Nel XVII secolo il Casale diventa proprietà dei Doria che costruiscono una cappelletta dedicata a S. Antonio Abate (probabilmente per favorire l’osservanza del precetto pasquale da parte dei contadini, come si andava facendo in quel periodo nell’agro romano) ed un’infermeria in seguito al diffondersi della malaria. Probabilmente per questo motivo i Doria decidono di usare la struttura solo come casino di caccia.

Nel Settecento, in seguito a degli scavi sono rinvenuti un sarcofago scolpito raffigurante la contesa tra Marsia ed Apollo, ed alcune statue, portate ai Museo Clementino in Vaticano, per volontà del Papa Pio VI.

All’inizio del Novecento la proprietà del Casale passa ad un privato che la cede all’inizio degli anni cinquanta ad una società italo-svizzera, la quale poi la vende all’INPDAI. Con la riforma degli Enti previdenziali, che sono sciolti e confluiscono nell’INPS, questo Ente ne è l’attuale proprietario.

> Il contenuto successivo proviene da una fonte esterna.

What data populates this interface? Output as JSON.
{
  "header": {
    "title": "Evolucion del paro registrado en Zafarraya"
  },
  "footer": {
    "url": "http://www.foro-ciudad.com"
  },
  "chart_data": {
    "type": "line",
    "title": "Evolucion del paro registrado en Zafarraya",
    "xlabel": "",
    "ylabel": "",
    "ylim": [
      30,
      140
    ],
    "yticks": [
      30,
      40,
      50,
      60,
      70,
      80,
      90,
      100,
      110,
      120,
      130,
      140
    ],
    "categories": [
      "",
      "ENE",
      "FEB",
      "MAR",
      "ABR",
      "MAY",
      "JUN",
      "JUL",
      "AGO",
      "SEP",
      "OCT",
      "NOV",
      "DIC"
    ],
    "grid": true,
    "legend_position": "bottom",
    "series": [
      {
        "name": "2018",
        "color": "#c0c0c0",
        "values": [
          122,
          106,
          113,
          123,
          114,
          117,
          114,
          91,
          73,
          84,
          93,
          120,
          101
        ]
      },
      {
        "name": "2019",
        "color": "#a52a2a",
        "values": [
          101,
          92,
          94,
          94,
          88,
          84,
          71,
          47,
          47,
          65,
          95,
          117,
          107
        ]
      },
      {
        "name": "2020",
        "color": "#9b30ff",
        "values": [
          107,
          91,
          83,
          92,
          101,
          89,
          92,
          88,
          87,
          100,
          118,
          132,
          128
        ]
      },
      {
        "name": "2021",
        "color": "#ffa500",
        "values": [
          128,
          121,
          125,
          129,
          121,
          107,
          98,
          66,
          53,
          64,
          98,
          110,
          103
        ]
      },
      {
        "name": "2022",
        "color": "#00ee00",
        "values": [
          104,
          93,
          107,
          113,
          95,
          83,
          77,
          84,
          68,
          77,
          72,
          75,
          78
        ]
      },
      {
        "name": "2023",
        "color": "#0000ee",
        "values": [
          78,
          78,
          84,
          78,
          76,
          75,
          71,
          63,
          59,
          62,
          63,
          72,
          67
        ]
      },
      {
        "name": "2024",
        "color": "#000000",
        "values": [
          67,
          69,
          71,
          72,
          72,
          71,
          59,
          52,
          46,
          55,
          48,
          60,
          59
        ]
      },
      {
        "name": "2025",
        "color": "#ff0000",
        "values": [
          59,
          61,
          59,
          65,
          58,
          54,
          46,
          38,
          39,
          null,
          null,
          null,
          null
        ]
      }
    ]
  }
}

Il Casale da decenni in abbandono 

Da molti decenni il Casale, pur essendo un bene vincolato dalla Sovrintendenza,  versa in uno stato di completo abbandono, che ne ha causato la rovina totale del tetto e di parte delle mura e dei solai interni. È un vero peccato che il Casale, che rappresenta un bellissimo esempio di villa fortificata del XIV secolo, vada in completa rovina.

Una proposta per recuperare il Casale  potrebbe essere  quella di allargare la Riserva Naturale Statale del Litorale Romano (istituita con il Decreto ministeriale del 29 marzo 1996 su 15.900 ettari, da Palidoro a Capocotta), che arriva fino a Via Sodini (la strada principale del borgo di Castel di Guido) in modo da comprendere tutta la zona compresa tra la Via di Castel di Guido e la Via Aurelia. In questo modo il Casale, una volta restaurato (eventualmente con fondi regionali) potrebbe essere la sede della Riserva nel Municipio 13, svolgendo sia attività educativa in materia ambientale per gli studenti delle Scuole elementari e Medie sia attività informativa  sulle numerose ricchezze naturalistiche, archeologiche e storiche del territorio di Castel di Guido e dintorni (Ville romane, Polledrara di Cecanibbio…).